A formação de estoques recordes de soja na China vem alterando de forma significativa o fluxo global do grão, ampliando incertezas e pressionando mercados estratégicos como o dos Estados Unidos. Com armazéns cheios, margens negativas no esmagamento e ritmo de consumo mais lento, Pequim reduz o apetite por novas compras, ao mesmo tempo em que reforça sua posição dominante na formação de preços internacionais.
Nos portos chineses, os estoques alcançaram 10,3 milhões de toneladas, enquanto os esmagadores mantêm outras 7,5 milhões de toneladas armazenadas, o maior nível em anos. Há ainda estimativas de que as empresas estatais controlem algo entre 40 e 45 milhões de toneladas, volume que dá à China capacidade de segurar importações por longos períodos sem comprometer seu abastecimento interno.

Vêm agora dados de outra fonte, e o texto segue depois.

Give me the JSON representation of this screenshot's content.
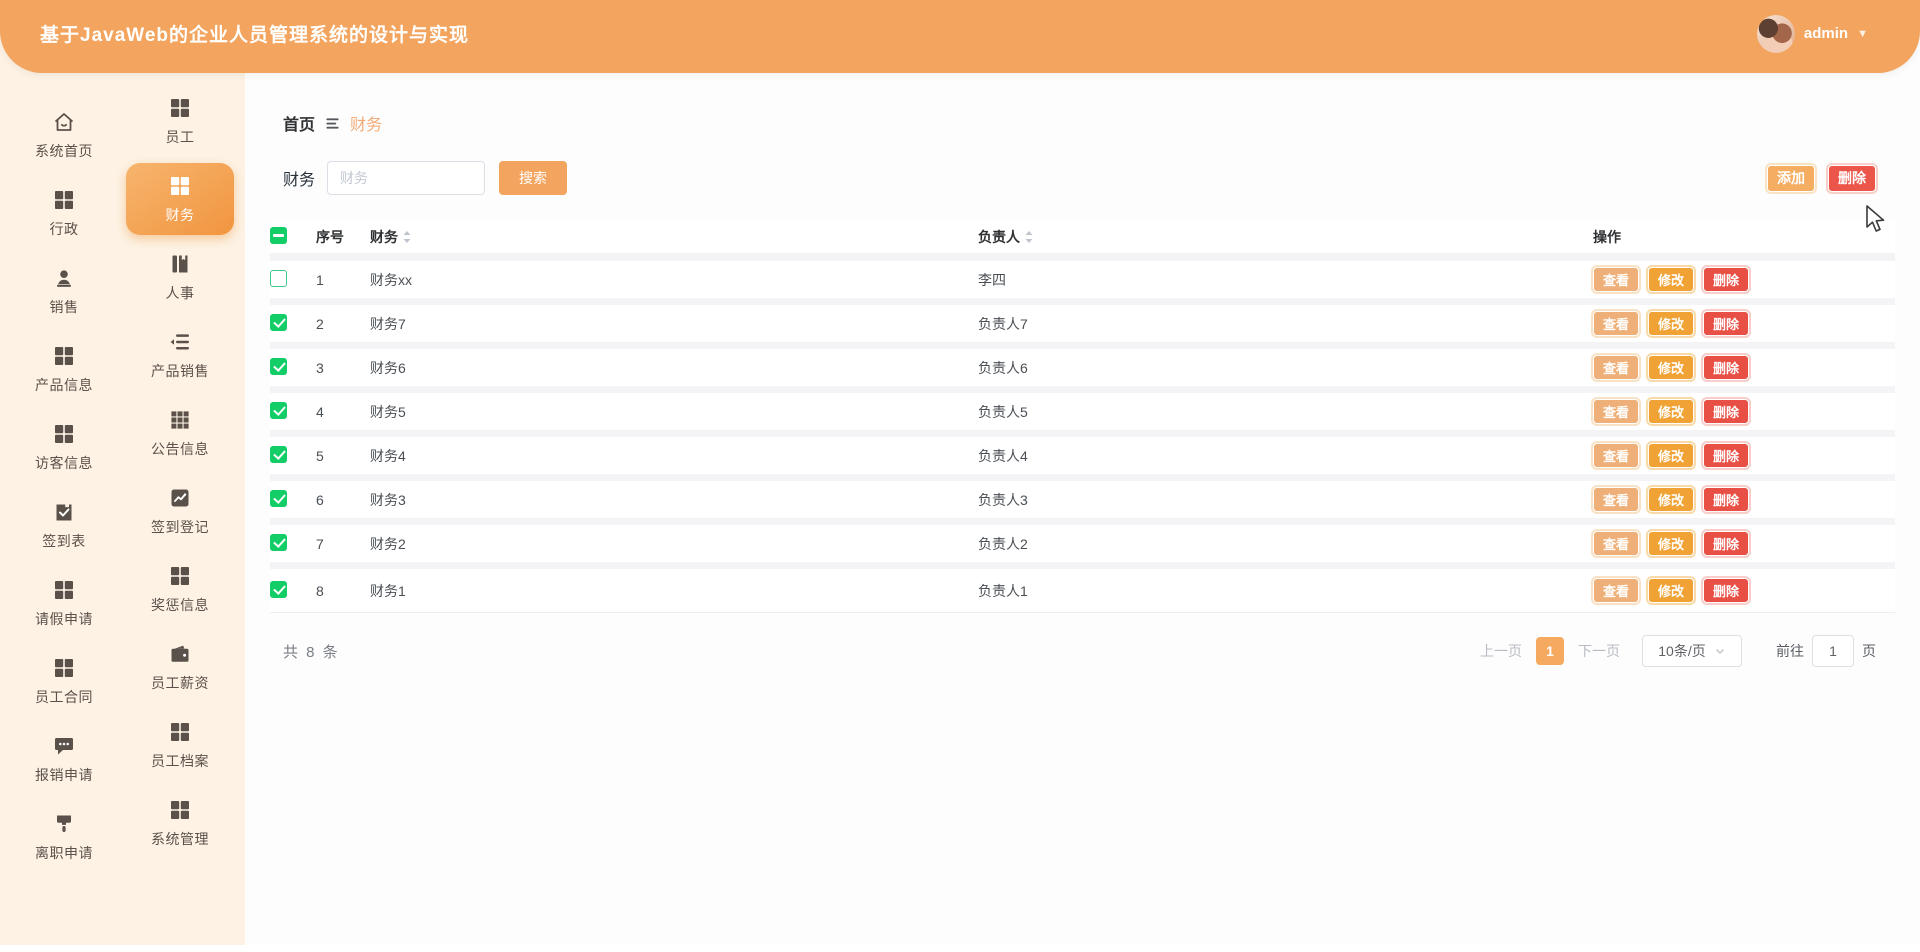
{
  "header": {
    "title": "基于JavaWeb的企业人员管理系统的设计与实现",
    "username": "admin"
  },
  "sidebar": {
    "items": [
      {
        "label": "系统首页",
        "icon": "home",
        "active": false
      },
      {
        "label": "员工",
        "icon": "grid",
        "active": false
      },
      {
        "label": "行政",
        "icon": "grid",
        "active": false
      },
      {
        "label": "财务",
        "icon": "grid",
        "active": true
      },
      {
        "label": "销售",
        "icon": "user",
        "active": false
      },
      {
        "label": "人事",
        "icon": "notebook",
        "active": false
      },
      {
        "label": "产品信息",
        "icon": "grid",
        "active": false
      },
      {
        "label": "产品销售",
        "icon": "list",
        "active": false
      },
      {
        "label": "访客信息",
        "icon": "grid",
        "active": false
      },
      {
        "label": "公告信息",
        "icon": "grid-dense",
        "active": false
      },
      {
        "label": "签到表",
        "icon": "clipboard-check",
        "active": false
      },
      {
        "label": "签到登记",
        "icon": "trend-chart",
        "active": false
      },
      {
        "label": "请假申请",
        "icon": "grid",
        "active": false
      },
      {
        "label": "奖惩信息",
        "icon": "grid",
        "active": false
      },
      {
        "label": "员工合同",
        "icon": "grid",
        "active": false
      },
      {
        "label": "员工薪资",
        "icon": "wallet",
        "active": false
      },
      {
        "label": "报销申请",
        "icon": "comment",
        "active": false
      },
      {
        "label": "员工档案",
        "icon": "grid",
        "active": false
      },
      {
        "label": "离职申请",
        "icon": "brush",
        "active": false
      },
      {
        "label": "系统管理",
        "icon": "grid",
        "active": false
      }
    ]
  },
  "breadcrumb": {
    "home": "首页",
    "current": "财务"
  },
  "search": {
    "label": "财务",
    "placeholder": "财务",
    "button": "搜索"
  },
  "toolbar": {
    "add": "添加",
    "delete": "删除"
  },
  "table": {
    "select_all_state": "indeterminate",
    "headers": {
      "index": "序号",
      "name": "财务",
      "owner": "负责人",
      "actions": "操作"
    },
    "actions": {
      "view": "查看",
      "edit": "修改",
      "delete": "删除"
    },
    "rows": [
      {
        "index": 1,
        "name": "财务xx",
        "owner": "李四",
        "checked": false
      },
      {
        "index": 2,
        "name": "财务7",
        "owner": "负责人7",
        "checked": true
      },
      {
        "index": 3,
        "name": "财务6",
        "owner": "负责人6",
        "checked": true
      },
      {
        "index": 4,
        "name": "财务5",
        "owner": "负责人5",
        "checked": true
      },
      {
        "index": 5,
        "name": "财务4",
        "owner": "负责人4",
        "checked": true
      },
      {
        "index": 6,
        "name": "财务3",
        "owner": "负责人3",
        "checked": true
      },
      {
        "index": 7,
        "name": "财务2",
        "owner": "负责人2",
        "checked": true
      },
      {
        "index": 8,
        "name": "财务1",
        "owner": "负责人1",
        "checked": true
      }
    ]
  },
  "pagination": {
    "total": "共 8 条",
    "prev": "上一页",
    "current_page": "1",
    "next": "下一页",
    "page_size": "10条/页",
    "goto_label": "前往",
    "goto_value": "1",
    "goto_suffix": "页"
  },
  "colors": {
    "accent": "#f3a55f",
    "danger": "#ec5549",
    "warning": "#f0a234",
    "success": "#13ce66",
    "sidebar_bg": "#fdf2e4"
  }
}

O acúmulo elevado coincide com um cenário operacional desfavorável. As margens de esmagamento permanecem negativas, com perdas estimadas em cerca de 190 iuanes por tonelada de soja processada, o que desestimula novas compras pelos esmagadores chineses. Ao mesmo tempo, o mercado local convive com excesso de farelo, pressionando preços e reduzindo a necessidade imediata de processamento.
Esse ambiente tem impacto direto nas exportações dos Estados Unidos, que enfrentam retração na demanda chinesa. Em alguns períodos recentes, a China não importou volumes significativos ou até não comprou soja dos EUA, algo incomum na relação comercial entre os dois países. Para os produtores norte-americanos, o excesso de produto estocado em Pequim representa risco de perda de mercado e pressão adicional sobre os preços internos.
No caso do Brasil, embora o país siga consolidado como principal fornecedor de soja à China, os estoques elevados em Pequim também impõem desafios. Como a China absorve grande maioria das exportações brasileiras, qualquer redução temporária no ritmo de compras tende a afetar diretamente a formação de preços internos e o planejamento das tradings. A predominância brasileira continua firme, mas o momento exige atenção: mesmo com vantagem competitiva, o Brasil pode sentir os efeitos de um mercado momentaneamente mais abastecido e menos agressivo na aquisição de novos lotes.
Enquanto isso, o Brasil consolida sua posição como principal fornecedor de soja à China, ampliando a relevância da parceria comercial. A predominância brasileira é reforçada pelas vantagens competitivas do grão nacional e pelo estreitamento das relações comerciais entre os dois países. O movimento também evidencia a substituição gradual da soja americana pela brasileira no abastecimento chinês.
Segundo a Anec, cerca de 80% das exportações brasileiras de soja têm como destino a China, índice que ressalta tanto a força do mercado chinês quanto a dependência das tradings brasileiras em relação ao país asiático. Para o Brasil, esse cenário significa ganho de participação e manutenção de elevada demanda, mesmo diante da desaceleração momentânea imposta pelos altos estoques chineses.
A construção de grandes reservas está alinhada à estratégia de segurança alimentar de Pequim. O governo chinês tem ampliado investimentos em estoque público e na produção doméstica de grãos, com metas mais agressivas para reduzir a vulnerabilidade externa em períodos de tensão geopolítica ou de alta volatilidade de preços internacionais.
No curto prazo, o mercado global continuará atento à velocidade com que a China irá consumir ou liberar esses estoques. Grandes volumes retidos podem influenciar diretamente a formação de preços e o ritmo de exportações de grandes players, especialmente Brasil e Estados Unidos. A forma como Pequim irá manejar essas reservas será decisiva para o comportamento do mercado ao longo das próximas safras.